6. Promptly terminate access
If an employee is terminated, departs, loses a device or has been targeted by a cyberattack, it is imperative that the business immediately terminate the employee’s access to the business’ systems. The employer should have a written procedure or policy to address cybersecurity in employee off-boarding.
7. Develop and maintain an incident response plan
Businesses should develop and maintain an incident response plan that is communicated to the business to address how it will respond when faced with a cyberattack. Minimally, the plan should address preparation, detection, containment, eradication and recovery, and post-incident review.

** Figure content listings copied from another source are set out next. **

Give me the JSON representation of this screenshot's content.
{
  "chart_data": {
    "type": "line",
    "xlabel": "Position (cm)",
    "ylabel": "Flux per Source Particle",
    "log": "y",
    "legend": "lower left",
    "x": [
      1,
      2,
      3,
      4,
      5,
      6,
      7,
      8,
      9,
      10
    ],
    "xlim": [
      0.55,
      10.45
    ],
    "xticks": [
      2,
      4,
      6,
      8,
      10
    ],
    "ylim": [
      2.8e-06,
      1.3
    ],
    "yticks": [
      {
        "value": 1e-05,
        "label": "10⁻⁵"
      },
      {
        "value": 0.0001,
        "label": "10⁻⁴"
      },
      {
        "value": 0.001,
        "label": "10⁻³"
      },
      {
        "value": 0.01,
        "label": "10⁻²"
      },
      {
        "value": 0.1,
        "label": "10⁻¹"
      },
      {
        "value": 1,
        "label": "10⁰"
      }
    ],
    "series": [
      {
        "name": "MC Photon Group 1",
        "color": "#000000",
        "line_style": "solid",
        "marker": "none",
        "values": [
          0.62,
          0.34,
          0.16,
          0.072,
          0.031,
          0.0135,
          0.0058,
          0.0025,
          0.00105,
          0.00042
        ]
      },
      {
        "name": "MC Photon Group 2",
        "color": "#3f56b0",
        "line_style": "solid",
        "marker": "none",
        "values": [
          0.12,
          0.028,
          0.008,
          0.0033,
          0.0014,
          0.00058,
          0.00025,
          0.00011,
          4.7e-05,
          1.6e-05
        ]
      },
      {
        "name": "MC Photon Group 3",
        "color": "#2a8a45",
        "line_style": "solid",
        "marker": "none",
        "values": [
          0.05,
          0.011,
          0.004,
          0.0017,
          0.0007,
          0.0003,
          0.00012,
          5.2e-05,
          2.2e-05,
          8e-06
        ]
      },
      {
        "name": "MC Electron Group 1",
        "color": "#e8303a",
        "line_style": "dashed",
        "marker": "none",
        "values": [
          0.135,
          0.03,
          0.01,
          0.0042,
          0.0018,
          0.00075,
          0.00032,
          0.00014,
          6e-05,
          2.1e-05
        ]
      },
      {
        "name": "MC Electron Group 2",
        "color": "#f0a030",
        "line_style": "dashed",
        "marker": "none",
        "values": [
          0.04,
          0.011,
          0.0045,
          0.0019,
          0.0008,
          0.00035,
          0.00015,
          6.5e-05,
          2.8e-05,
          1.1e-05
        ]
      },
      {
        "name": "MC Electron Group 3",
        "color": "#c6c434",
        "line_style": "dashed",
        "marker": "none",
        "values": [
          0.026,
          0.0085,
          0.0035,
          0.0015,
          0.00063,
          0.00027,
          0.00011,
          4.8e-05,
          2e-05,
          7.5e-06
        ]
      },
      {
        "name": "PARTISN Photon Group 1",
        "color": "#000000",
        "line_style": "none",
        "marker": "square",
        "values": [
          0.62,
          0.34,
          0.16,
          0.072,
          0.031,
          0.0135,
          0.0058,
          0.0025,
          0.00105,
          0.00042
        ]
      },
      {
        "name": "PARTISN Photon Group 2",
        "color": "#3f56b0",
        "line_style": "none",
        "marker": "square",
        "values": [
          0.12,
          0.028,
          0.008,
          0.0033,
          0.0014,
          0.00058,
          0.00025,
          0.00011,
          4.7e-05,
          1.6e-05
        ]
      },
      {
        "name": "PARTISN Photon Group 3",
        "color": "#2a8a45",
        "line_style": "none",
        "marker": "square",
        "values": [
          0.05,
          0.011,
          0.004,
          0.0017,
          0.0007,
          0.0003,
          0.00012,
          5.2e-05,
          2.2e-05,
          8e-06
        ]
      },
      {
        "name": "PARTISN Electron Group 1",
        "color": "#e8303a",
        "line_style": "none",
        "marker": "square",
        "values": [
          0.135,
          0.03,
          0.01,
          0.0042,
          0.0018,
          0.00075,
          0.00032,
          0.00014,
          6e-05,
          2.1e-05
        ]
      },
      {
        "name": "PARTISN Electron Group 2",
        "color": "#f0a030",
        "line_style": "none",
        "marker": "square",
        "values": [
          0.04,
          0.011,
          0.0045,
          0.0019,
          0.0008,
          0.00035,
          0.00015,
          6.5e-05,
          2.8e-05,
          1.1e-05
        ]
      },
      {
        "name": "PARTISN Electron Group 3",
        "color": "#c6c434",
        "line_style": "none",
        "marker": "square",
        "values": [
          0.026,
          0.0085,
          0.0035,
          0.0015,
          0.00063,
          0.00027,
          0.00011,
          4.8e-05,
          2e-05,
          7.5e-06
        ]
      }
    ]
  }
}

The incident response plan should also include contact information for outside resources that will assist the business in responding to an incident, including forensic providers and outside counsel.
8. Implement a telecommuting/telework policy
Implement a telecommuting/telework policy which, minimally, includes the following provisions to help enforce and support best practices that protect the business from cyberattacks directed at remote employees:
- Reference and incorporate the employer’s information technology and cybersecurity policies
- Detail password, firewall, antivirus software, router encryption and other security requirements
- Make clear that third parties and members of the employee’s household cannot use or access employer provided devices for any reason and should not access personal devices that have access to employer resources
- Prohibit employees from using public or unsecured WiFi connections
- Prohibit employees from emailing company information to personal email or cloud-based devices, or saving company information locally
- Provide employees contact information and directions on reporting lost, stolen or compromised devices and suspected cyber incidents
- Remind employees that they do not have an expectation of privacy when using devices that have access to company resources and any such device may be remotely wiped
9. Restrictive Covenant Agreements
Now is also the time to review your restrictive covenant agreements to ensure they properly address employees who are taking confidential information home and to provide for the prompt return of information and equipment after the employment relationship ends.